L’aide au développement visée
Mais plusieurs analystes interrogés par nos confrères de la Deutsche Welle (DW) allemande sont moins catégorique que le diplomate européen. Citant Thierry Vircoulon de l’Observatoire de l’Afrique Centrale et de l’Institut français des relations internationales, ils assurent que « certains pays africains qui ont opté pour la neutralité pour ne pas froisser leur allié russe en s’abstenant de se prononcer sur la guerre en Ukraine par réalisme politique et diplomatique comme la RCA ou le Mali, où sont déployés des agents du groupe privé de sécurité russe Wagner, ont effectivement à craindre des représailles».
Dénégations de façade et menaces croisées
L’écrivain guinéen Tierno Monenembo affirme pour sa part carrément que « L’Ukraine a menacé la Guinée à laquelle elle a imposé de détacher le consulat de son ambassade à Moscou. Or, Conakry n’a pas d’ambassade en Ukraine. Donc, l’ambassade est à Moscou et le consulat de Guinée en Ukraine dépend de Moscou. Et l’Ukraine a imposé à la Guinée de sortir son consulat de l’ambassade de Guinée à Moscou. Je pense qu’ils ont même ôté au consulat guinéen son statut. Ils lui ont interdit de porter des plaques diplomatiques. De la même manière, la Russie nous menace de sanctions, si jamais nous suivons les directives de l’Ukraine ». Kafkaien…
Certes, les pressions diplomatiques font souvent partie des pratiques internationales de dissuasion, mais on a l’impression que l’Afrique devient de plus en plus une sorte de punching-ball entre puissances globales bélligérantes.
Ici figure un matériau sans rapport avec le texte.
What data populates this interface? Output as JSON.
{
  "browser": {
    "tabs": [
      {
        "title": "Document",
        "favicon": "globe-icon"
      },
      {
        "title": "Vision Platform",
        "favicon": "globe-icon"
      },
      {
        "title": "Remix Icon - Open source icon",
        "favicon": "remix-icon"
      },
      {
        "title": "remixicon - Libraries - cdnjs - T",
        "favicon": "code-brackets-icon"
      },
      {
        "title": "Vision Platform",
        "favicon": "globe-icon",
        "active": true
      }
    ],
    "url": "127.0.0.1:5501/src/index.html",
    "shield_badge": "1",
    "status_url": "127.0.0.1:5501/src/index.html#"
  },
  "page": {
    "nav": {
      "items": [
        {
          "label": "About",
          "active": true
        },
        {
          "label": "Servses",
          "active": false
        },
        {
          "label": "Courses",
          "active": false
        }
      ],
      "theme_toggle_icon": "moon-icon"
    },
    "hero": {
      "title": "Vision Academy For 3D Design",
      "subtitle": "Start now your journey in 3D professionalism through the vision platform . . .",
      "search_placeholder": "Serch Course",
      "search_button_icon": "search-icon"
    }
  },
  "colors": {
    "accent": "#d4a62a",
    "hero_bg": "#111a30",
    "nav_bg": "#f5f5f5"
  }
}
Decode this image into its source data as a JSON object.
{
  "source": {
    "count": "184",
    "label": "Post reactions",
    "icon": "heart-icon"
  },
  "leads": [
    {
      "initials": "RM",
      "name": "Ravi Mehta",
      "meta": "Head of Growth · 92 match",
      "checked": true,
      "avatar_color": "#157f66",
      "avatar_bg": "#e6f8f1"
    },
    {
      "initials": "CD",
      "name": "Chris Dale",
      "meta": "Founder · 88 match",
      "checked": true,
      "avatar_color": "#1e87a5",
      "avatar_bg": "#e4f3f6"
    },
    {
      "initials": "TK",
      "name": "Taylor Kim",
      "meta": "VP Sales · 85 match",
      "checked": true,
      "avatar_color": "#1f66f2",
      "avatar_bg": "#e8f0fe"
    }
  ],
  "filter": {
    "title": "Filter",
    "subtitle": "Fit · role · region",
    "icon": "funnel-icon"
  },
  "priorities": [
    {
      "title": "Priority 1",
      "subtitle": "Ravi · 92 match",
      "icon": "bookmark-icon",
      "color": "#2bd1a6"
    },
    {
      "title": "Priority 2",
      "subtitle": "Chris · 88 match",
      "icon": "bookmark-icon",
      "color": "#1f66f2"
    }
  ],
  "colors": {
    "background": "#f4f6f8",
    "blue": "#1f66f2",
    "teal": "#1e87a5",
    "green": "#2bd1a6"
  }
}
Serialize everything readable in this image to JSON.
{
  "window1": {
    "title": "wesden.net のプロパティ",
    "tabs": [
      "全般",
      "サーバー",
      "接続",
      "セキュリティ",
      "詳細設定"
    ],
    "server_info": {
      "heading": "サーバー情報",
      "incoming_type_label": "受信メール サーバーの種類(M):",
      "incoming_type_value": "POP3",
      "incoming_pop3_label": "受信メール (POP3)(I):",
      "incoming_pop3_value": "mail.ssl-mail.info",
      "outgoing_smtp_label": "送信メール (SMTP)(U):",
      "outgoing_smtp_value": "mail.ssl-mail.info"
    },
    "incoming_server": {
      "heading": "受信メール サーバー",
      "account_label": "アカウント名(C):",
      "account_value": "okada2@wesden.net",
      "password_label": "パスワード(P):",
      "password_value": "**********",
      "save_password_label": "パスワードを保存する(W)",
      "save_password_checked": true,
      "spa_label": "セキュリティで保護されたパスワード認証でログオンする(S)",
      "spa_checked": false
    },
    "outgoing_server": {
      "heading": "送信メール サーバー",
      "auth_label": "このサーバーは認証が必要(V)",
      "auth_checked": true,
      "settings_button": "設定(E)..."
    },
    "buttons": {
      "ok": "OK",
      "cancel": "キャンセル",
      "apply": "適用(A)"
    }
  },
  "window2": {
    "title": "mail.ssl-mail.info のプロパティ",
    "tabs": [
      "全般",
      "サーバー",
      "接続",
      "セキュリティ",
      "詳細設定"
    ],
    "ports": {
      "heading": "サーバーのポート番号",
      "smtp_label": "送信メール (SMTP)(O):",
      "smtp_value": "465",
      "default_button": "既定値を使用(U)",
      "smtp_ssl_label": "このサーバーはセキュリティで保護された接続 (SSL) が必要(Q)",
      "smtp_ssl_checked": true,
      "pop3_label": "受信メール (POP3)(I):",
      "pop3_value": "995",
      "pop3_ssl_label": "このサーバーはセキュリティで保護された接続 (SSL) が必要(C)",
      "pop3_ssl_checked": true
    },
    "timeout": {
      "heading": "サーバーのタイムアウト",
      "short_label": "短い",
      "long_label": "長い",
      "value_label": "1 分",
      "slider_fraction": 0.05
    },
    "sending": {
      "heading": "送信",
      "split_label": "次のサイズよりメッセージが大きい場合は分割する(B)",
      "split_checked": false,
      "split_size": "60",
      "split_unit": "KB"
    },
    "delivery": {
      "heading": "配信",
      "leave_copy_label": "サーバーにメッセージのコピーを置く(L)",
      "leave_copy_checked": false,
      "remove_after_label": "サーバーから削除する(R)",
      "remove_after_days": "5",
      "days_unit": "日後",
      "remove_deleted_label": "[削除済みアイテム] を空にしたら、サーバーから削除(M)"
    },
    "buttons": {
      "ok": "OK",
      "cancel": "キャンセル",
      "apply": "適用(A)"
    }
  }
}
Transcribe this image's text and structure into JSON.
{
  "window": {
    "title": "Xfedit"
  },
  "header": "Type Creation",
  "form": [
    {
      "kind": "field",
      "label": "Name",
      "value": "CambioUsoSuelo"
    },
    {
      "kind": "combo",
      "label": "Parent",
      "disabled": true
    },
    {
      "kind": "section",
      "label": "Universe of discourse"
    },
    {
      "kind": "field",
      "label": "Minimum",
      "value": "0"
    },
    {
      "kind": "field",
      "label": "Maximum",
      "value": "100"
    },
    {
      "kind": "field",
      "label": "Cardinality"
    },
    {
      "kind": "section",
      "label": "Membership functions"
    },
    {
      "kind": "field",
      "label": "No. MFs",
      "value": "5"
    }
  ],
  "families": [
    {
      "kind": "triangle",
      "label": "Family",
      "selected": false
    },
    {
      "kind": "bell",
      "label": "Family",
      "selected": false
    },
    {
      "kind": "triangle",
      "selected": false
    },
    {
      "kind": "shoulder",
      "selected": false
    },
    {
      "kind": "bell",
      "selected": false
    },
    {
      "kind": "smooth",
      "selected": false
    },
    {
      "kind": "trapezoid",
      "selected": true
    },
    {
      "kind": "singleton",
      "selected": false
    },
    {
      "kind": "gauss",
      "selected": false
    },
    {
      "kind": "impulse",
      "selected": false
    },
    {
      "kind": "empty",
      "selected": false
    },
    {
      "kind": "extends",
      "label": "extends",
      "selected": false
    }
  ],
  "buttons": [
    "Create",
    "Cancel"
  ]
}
C’est ce qu’assure Jean-François Akandji-Kombé, professeur de droit public à la Sorbonne, à Paris. «C’est le jeu actuel dans la vie internationale. Les Etats, qui ont des intérêts, essaient de forcer les plus faibles à s’aligner derrière leurs positions. C’est ce qui explique ces pressions sur l’Afrique aussi bien de l’Occident que de la Russie. Le continent noir doit plus que jamais se déterminer face à de telles pressions en ne regardant que ses propres intérêts», soutient-il à bon escient.